15. The legislative device to validate even retrospectively the laws found by the Court to be defective or expressing a different intention is well-recognised and approved even by the Courts. In the instant case, the relevant entry in Schedule I of exempting "milk, whole, separated or reconstituted" was interpreted to include milk in solid form such as milk powder. The view of the Legislature is that the exemption was intended only for milk in liquid form as sold in the market or used by the common man. As is the stand taken on behalf of the State, the Legislature never intended to exempt from sales tax milk in powder form which is a product associated with the milk industry. On the basis of the existing entry and before its interpretation by the division Bench of the Gujarat High Court to include within the entry milk powder, various sales tax authorities had subjected "milk powder" to assessment and levy of sales tax. The division Bench decision of the Gujarat High Court in the case of Chunilal [1992] 86 STC 105, had created a situation whereby the assessment and levy of tax on milk powder were rendered invalid requiring the State, in majority of cases, to make refunds of sales tax. It is to meet such a situation which arose due to interpretation placed on the entry in the Sales Tax Act by the Court that the necessity arose to bring in a Validation Act having retrospective operation. It would not be correct to criticise the legislative action as an attempt to use legislative device for overruling a judicial verdict. As we see by bringing a Validation Act with retrospective effect, the Legislature has tried to more clearly express legislative intent because the existing exemption entry in Schedule I concerning milk in various forms did not satisfactorily convey the meaning that was sought to be assigned to the entry by the Legislature. Such retrospective Validations Act for the purpose of making clear the legislative intent and to save the revenue came to be challenged in courts in number of cases. The challenge was repelled by upholding such Acts. See the following observations of the Supreme Court on the basis of several previous decisions of that court in the case of Comorin Match Industries (Pvt.) Ltd. v. State of Tamil Nadu [1996] 102 STC 1 (SC); (1996) 4 SCC 281 :

"The Legislature ordinarily cannot reverse a decision of a court of law given in exercise of judicial power ........ But if a High Court quashes several assessment orders by interpreting a taxing statute in a certain manner and that interpretation is nullifies by a subsequent judgment of the Supreme Court and the statute itself is amended as a result of which the law on the basis of which the High Court's judgment was given is drastically altered, in such a situation, it is permissible for the Legislature, by a Validation Act, to declare the assessments as valid and binding notwithstanding the judgment of the High Court to the contrary."

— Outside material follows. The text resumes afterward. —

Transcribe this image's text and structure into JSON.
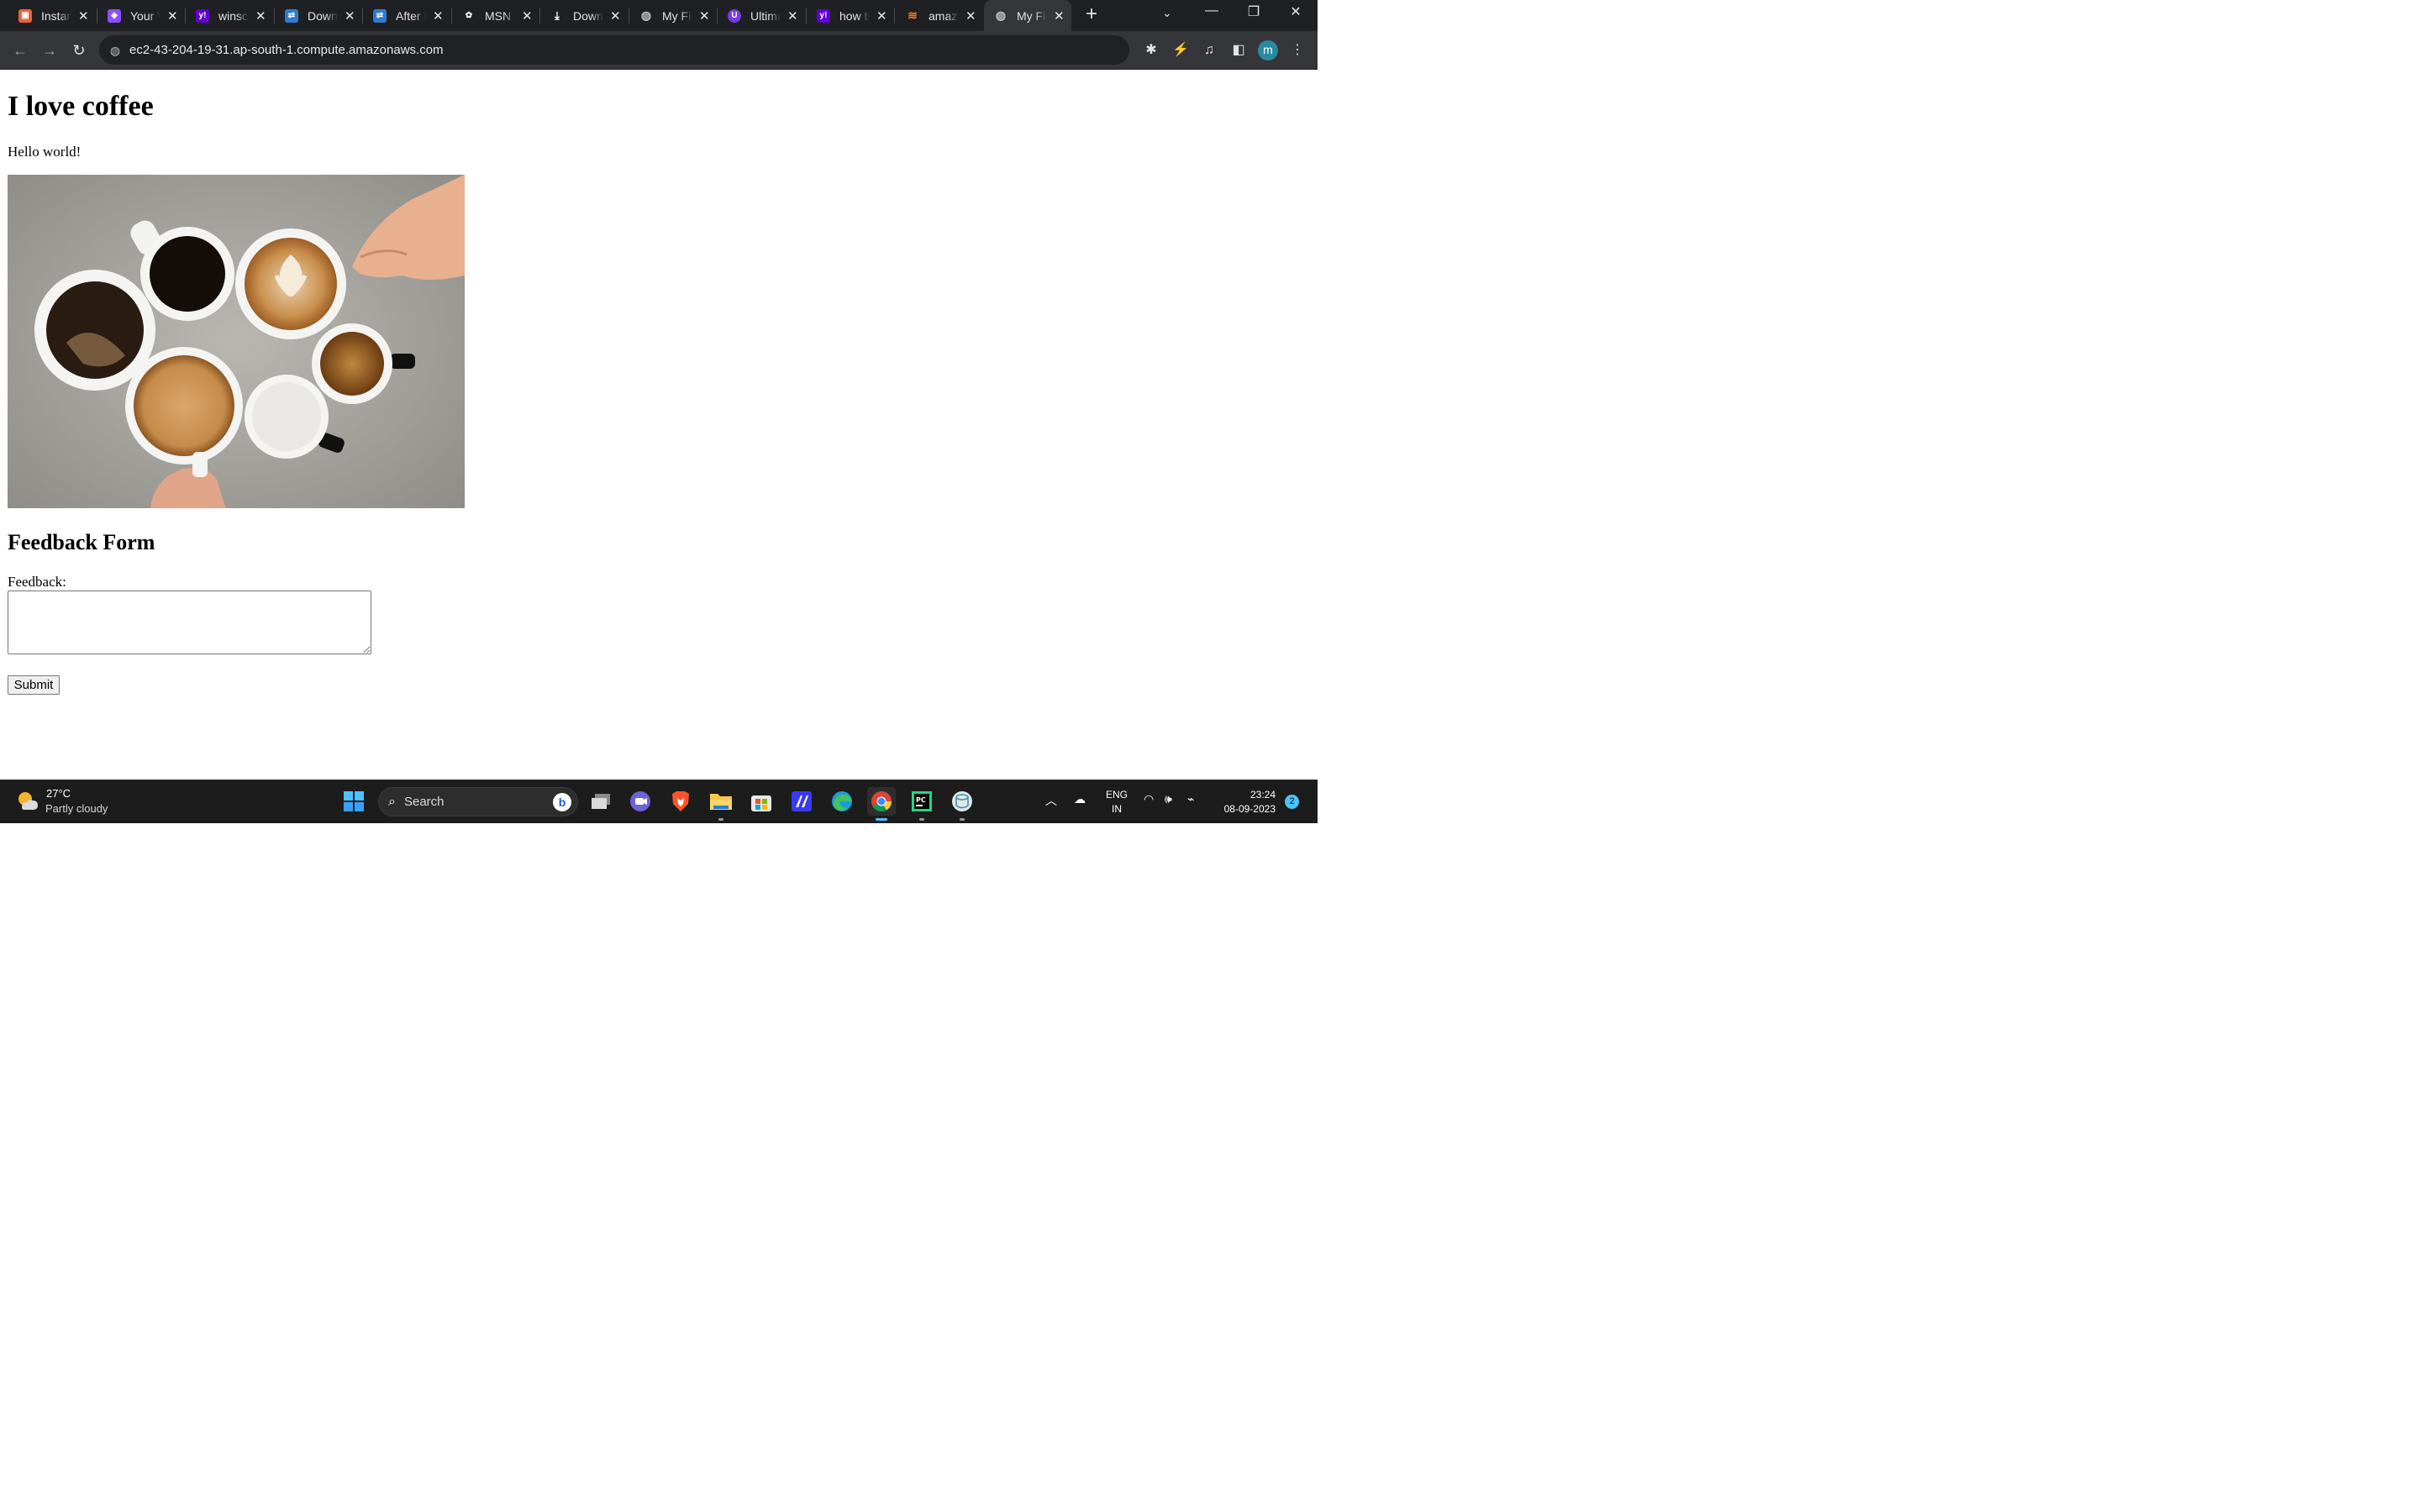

16. In Madan Mohan Pathak v. Union of India (1978) 2 SCC 50, similarly it was observed :

"If a judgment is pronounced by a court and the effect of that judgment is sought to be taken away by the Legislature by passing an Act without altering the statute on the basis of which the judgment was pronounced, then such legislation will not nullify the effect or force of the judgment pronounced by the court in any manner. The statute being what it was, the judicial interpretation of the statute could not be held to be erroneous by legislation imprimaturs, but if the statute itself was amended retrospectively so that the very basis of the judgment disappeared, then it could not be said that the judgment was still in force and will have to be given effect to even though the Legislature had specifically laid down that the amended law will operate notwithstanding any judgment or decision or decree by the court to the contrary."

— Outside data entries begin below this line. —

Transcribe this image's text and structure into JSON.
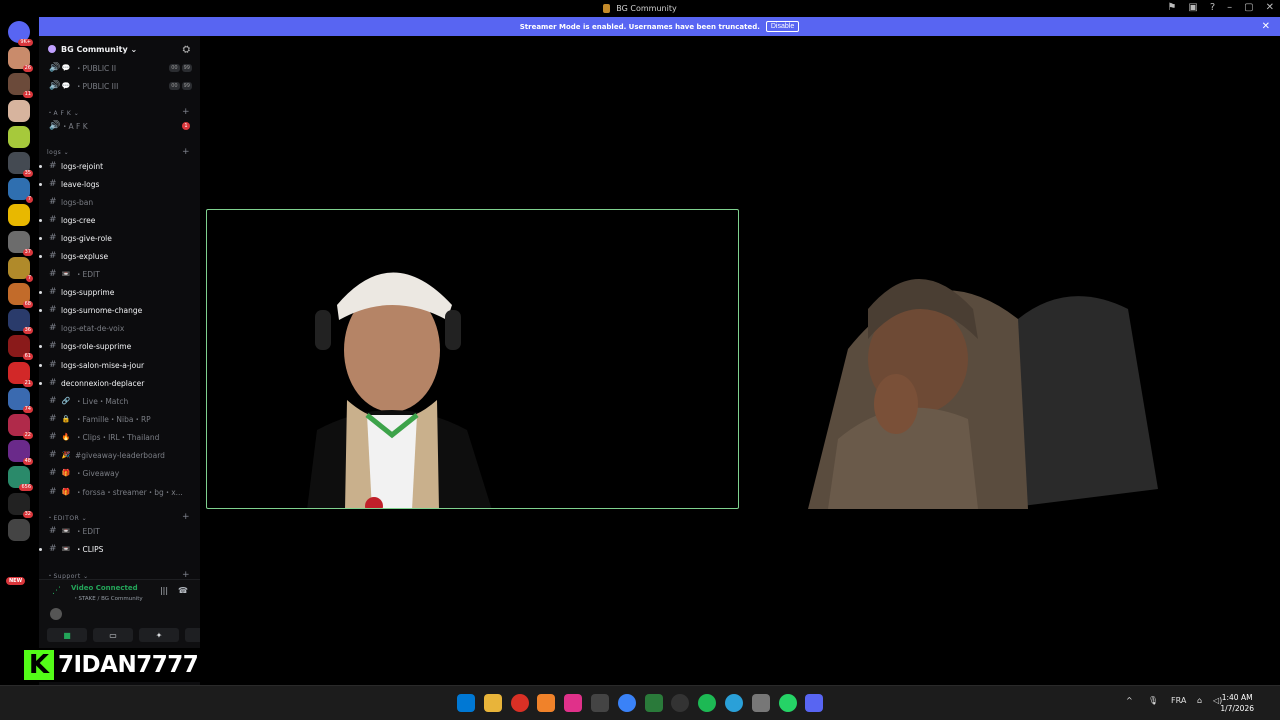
{
  "window": {
    "title": "BG Community"
  },
  "banner": {
    "message": "Streamer Mode is enabled. Usernames have been truncated.",
    "disable_label": "Disable"
  },
  "servers": [
    {
      "badge": "9K+",
      "color": "#5865f2"
    },
    {
      "badge": "26",
      "color": "#c98b6b"
    },
    {
      "badge": "11",
      "color": "#6b4a3a"
    },
    {
      "badge": "",
      "color": "#d7b49e"
    },
    {
      "badge": "",
      "color": "#a6c93b"
    },
    {
      "badge": "35",
      "color": "#444a52"
    },
    {
      "badge": "7",
      "color": "#2f6fb0"
    },
    {
      "badge": "",
      "color": "#e8b800"
    },
    {
      "badge": "37",
      "color": "#6c6c6c"
    },
    {
      "badge": "7",
      "color": "#b08a2a"
    },
    {
      "badge": "68",
      "color": "#c26b2a"
    },
    {
      "badge": "36",
      "color": "#2a3b6b"
    },
    {
      "badge": "61",
      "color": "#8a1a1a"
    },
    {
      "badge": "21",
      "color": "#d22828"
    },
    {
      "badge": "74",
      "color": "#3a6ab0"
    },
    {
      "badge": "22",
      "color": "#b02a4a"
    },
    {
      "badge": "48",
      "color": "#6a2a8a"
    },
    {
      "badge": "656",
      "color": "#2a8a6a"
    },
    {
      "badge": "32",
      "color": "#222"
    },
    {
      "badge": "",
      "color": "#444"
    }
  ],
  "server_new_label": "NEW",
  "guild": {
    "name": "BG Community ⌄"
  },
  "channels": [
    {
      "kind": "voice",
      "prefix": "💬",
      "label": "・PUBLIC II",
      "vol": [
        "00",
        "99"
      ],
      "style": "dim"
    },
    {
      "kind": "voice",
      "prefix": "💬",
      "label": "・PUBLIC III",
      "vol": [
        "00",
        "99"
      ],
      "style": "dim"
    },
    {
      "kind": "category",
      "label": "・A F K ⌄"
    },
    {
      "kind": "voice",
      "prefix": "",
      "label": "・A F K",
      "badge": "1",
      "style": "dim"
    },
    {
      "kind": "category",
      "label": "logs ⌄"
    },
    {
      "kind": "text",
      "label": "logs-rejoint",
      "style": "bright"
    },
    {
      "kind": "text",
      "label": "leave-logs",
      "style": "bright"
    },
    {
      "kind": "text",
      "label": "logs-ban",
      "style": "dim"
    },
    {
      "kind": "text",
      "label": "logs-cree",
      "style": "bright"
    },
    {
      "kind": "text",
      "label": "logs-give-role",
      "style": "bright"
    },
    {
      "kind": "text",
      "label": "logs-expluse",
      "style": "bright"
    },
    {
      "kind": "text",
      "prefix": "📼",
      "label": "・EDIT",
      "style": "dim"
    },
    {
      "kind": "text",
      "label": "logs-supprime",
      "style": "bright"
    },
    {
      "kind": "text",
      "label": "logs-surnome-change",
      "style": "bright"
    },
    {
      "kind": "text",
      "label": "logs-etat-de-voix",
      "style": "dim"
    },
    {
      "kind": "text",
      "label": "logs-role-supprime",
      "style": "bright"
    },
    {
      "kind": "text",
      "label": "logs-salon-mise-a-jour",
      "style": "bright"
    },
    {
      "kind": "text",
      "label": "deconnexion-deplacer",
      "style": "bright"
    },
    {
      "kind": "text",
      "prefix": "🔗",
      "label": "・Live・Match",
      "style": "dim"
    },
    {
      "kind": "text",
      "prefix": "🔒",
      "label": "・Famille・Niba・RP",
      "style": "dim"
    },
    {
      "kind": "text",
      "prefix": "🔥",
      "label": "・Clips・IRL・Thailand",
      "style": "dim"
    },
    {
      "kind": "text",
      "prefix": "🎉",
      "label": "#giveaway-leaderboard",
      "style": "dim"
    },
    {
      "kind": "text",
      "prefix": "🎁",
      "label": "・Giveaway",
      "style": "dim"
    },
    {
      "kind": "text",
      "prefix": "🎁",
      "label": "・forssa・streamer・bg・x...",
      "style": "dim"
    },
    {
      "kind": "category",
      "label": "・EDITOR ⌄"
    },
    {
      "kind": "text",
      "prefix": "📼",
      "label": "・EDIT",
      "style": "dim"
    },
    {
      "kind": "text",
      "prefix": "📼",
      "label": "・CLIPS",
      "style": "bright"
    },
    {
      "kind": "category",
      "label": "・Support ⌄"
    }
  ],
  "voice": {
    "status": "Video Connected",
    "location": "・STAKE / BG Community"
  },
  "streamer": {
    "logo": "K",
    "name": "7IDAN7777"
  },
  "tray": {
    "lang": "FRA",
    "time": "1:40 AM",
    "date": "1/7/2026"
  },
  "taskbar_apps": [
    {
      "name": "windows-start-icon",
      "color": "#0078d4"
    },
    {
      "name": "file-explorer-icon",
      "color": "#e8b43a"
    },
    {
      "name": "chrome-icon",
      "color": "#d93025"
    },
    {
      "name": "app-a-icon",
      "color": "#f0822a"
    },
    {
      "name": "app-camera-icon",
      "color": "#e0318a"
    },
    {
      "name": "app-pen-icon",
      "color": "#444"
    },
    {
      "name": "chrome-alt-icon",
      "color": "#3a82f7"
    },
    {
      "name": "app-play-icon",
      "color": "#2a7a3a"
    },
    {
      "name": "obs-icon",
      "color": "#333"
    },
    {
      "name": "spotify-icon",
      "color": "#1db954"
    },
    {
      "name": "telegram-icon",
      "color": "#2aa0d8"
    },
    {
      "name": "settings-icon",
      "color": "#777"
    },
    {
      "name": "whatsapp-icon",
      "color": "#25d366"
    },
    {
      "name": "discord-icon",
      "color": "#5865f2"
    }
  ]
}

17. On the case in hand, the Legislature found that the exemption entry Schedule I of milk to convey its meaning as milk in various forms, due to unclear expression used by Legislature, came to be interpreted by the court to include in the said entry milk in solid or semi-solid form. The Legislature thought it necessary to bring in retrospective legislation to make the legislative intent clearer and validate its all previous proceedings for assessment and collection of tax on item "milk powder" which was never intended to be exempted from levy of sales tax.

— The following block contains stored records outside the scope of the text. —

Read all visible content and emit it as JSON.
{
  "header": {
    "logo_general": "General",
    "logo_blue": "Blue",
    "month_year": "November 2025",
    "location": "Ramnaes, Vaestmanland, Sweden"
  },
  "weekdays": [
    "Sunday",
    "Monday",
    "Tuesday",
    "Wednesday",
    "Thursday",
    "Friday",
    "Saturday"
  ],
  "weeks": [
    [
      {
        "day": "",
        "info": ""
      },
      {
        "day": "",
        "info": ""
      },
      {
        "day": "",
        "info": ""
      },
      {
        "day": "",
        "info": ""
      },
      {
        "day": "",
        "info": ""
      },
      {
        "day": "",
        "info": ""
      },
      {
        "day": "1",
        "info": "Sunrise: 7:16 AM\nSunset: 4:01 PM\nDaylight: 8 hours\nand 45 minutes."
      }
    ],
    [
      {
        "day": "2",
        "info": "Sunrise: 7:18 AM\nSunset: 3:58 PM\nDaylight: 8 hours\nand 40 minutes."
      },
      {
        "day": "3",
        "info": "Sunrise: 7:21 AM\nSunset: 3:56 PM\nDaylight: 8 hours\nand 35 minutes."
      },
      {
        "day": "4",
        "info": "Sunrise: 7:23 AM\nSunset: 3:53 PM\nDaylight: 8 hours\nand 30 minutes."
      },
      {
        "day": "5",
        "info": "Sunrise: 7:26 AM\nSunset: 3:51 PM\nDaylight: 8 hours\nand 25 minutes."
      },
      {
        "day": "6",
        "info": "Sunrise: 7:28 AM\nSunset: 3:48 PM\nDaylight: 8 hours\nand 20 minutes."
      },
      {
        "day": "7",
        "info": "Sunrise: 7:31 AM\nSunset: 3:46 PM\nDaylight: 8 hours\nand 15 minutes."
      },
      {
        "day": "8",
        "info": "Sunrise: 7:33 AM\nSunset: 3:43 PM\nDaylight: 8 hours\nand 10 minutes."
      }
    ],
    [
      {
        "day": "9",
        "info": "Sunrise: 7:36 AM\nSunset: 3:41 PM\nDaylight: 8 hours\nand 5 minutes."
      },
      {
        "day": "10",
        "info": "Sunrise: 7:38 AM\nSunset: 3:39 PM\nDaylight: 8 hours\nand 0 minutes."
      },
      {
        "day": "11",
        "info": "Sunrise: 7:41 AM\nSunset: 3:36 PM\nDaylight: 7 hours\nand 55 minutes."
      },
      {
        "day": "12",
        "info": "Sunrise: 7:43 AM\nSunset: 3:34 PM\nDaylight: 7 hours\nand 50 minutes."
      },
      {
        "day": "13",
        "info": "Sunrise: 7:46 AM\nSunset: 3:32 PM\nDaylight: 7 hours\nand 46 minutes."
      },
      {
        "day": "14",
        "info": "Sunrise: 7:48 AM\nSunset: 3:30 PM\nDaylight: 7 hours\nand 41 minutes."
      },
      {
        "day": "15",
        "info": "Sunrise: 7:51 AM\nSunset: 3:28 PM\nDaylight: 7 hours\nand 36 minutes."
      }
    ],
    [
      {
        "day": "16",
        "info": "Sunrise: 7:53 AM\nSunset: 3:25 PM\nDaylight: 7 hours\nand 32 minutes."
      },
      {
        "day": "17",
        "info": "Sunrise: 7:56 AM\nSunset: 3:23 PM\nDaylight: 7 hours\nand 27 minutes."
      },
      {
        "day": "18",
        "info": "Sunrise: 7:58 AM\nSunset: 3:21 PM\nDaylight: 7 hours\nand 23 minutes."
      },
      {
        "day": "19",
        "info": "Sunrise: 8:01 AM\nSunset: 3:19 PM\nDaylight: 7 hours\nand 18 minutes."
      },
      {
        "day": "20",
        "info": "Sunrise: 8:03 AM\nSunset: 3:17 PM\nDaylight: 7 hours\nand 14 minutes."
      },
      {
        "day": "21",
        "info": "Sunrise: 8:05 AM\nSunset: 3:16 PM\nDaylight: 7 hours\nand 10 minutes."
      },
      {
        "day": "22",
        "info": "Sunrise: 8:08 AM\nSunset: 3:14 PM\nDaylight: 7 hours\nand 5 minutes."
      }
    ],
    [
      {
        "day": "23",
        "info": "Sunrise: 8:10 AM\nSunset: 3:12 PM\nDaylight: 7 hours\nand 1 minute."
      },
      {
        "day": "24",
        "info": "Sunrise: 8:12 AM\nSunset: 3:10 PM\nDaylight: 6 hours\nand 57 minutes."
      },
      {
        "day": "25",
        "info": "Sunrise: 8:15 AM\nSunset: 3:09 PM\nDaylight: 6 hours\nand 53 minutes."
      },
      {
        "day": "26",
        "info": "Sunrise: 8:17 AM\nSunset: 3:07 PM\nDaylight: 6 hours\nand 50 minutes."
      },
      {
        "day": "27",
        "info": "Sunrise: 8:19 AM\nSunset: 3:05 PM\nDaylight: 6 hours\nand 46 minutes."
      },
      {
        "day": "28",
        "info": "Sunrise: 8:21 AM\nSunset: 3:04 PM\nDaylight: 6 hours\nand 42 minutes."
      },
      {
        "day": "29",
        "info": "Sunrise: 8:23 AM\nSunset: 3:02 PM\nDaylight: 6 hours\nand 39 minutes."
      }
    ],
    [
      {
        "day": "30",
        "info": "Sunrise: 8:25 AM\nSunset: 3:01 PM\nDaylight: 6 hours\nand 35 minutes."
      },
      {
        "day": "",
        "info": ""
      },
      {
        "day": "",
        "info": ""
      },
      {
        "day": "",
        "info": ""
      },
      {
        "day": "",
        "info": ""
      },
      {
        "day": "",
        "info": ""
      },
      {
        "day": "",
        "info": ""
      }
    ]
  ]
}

18. We, therefore, find no constitutional infirmity in the impugned Ordinance and the Act which have been brought on the statute book with retrospective effect to validate the assessment and levy of tax on milk powder.

19. The ancillary question which arises for consideration is more important in the context of effect of the impugned legislation. The question is whether any accrued or vested right of any of the affected parties is taken away by the impugned retrospective legislation. In our opinion, the ancillary question raised as to the effect of the impugned legislation on completed and closed sale transactions of milk powder is concerned, we have to keep in mind the fundamental rule as noted in Craies on Statute Law, VIIth Edition, Pages 387 to 388, wherein it is stated thus :

"It is the fundamental rule of (English) Law that no statute shall be construed so as to have a retrospective operation, unless its language is such as plainly to require such a construction. And the same rule involves another and subordinate rule, to the effect that a statute is not to be construed so as to have a greater retrospective operation than its language renders necessary."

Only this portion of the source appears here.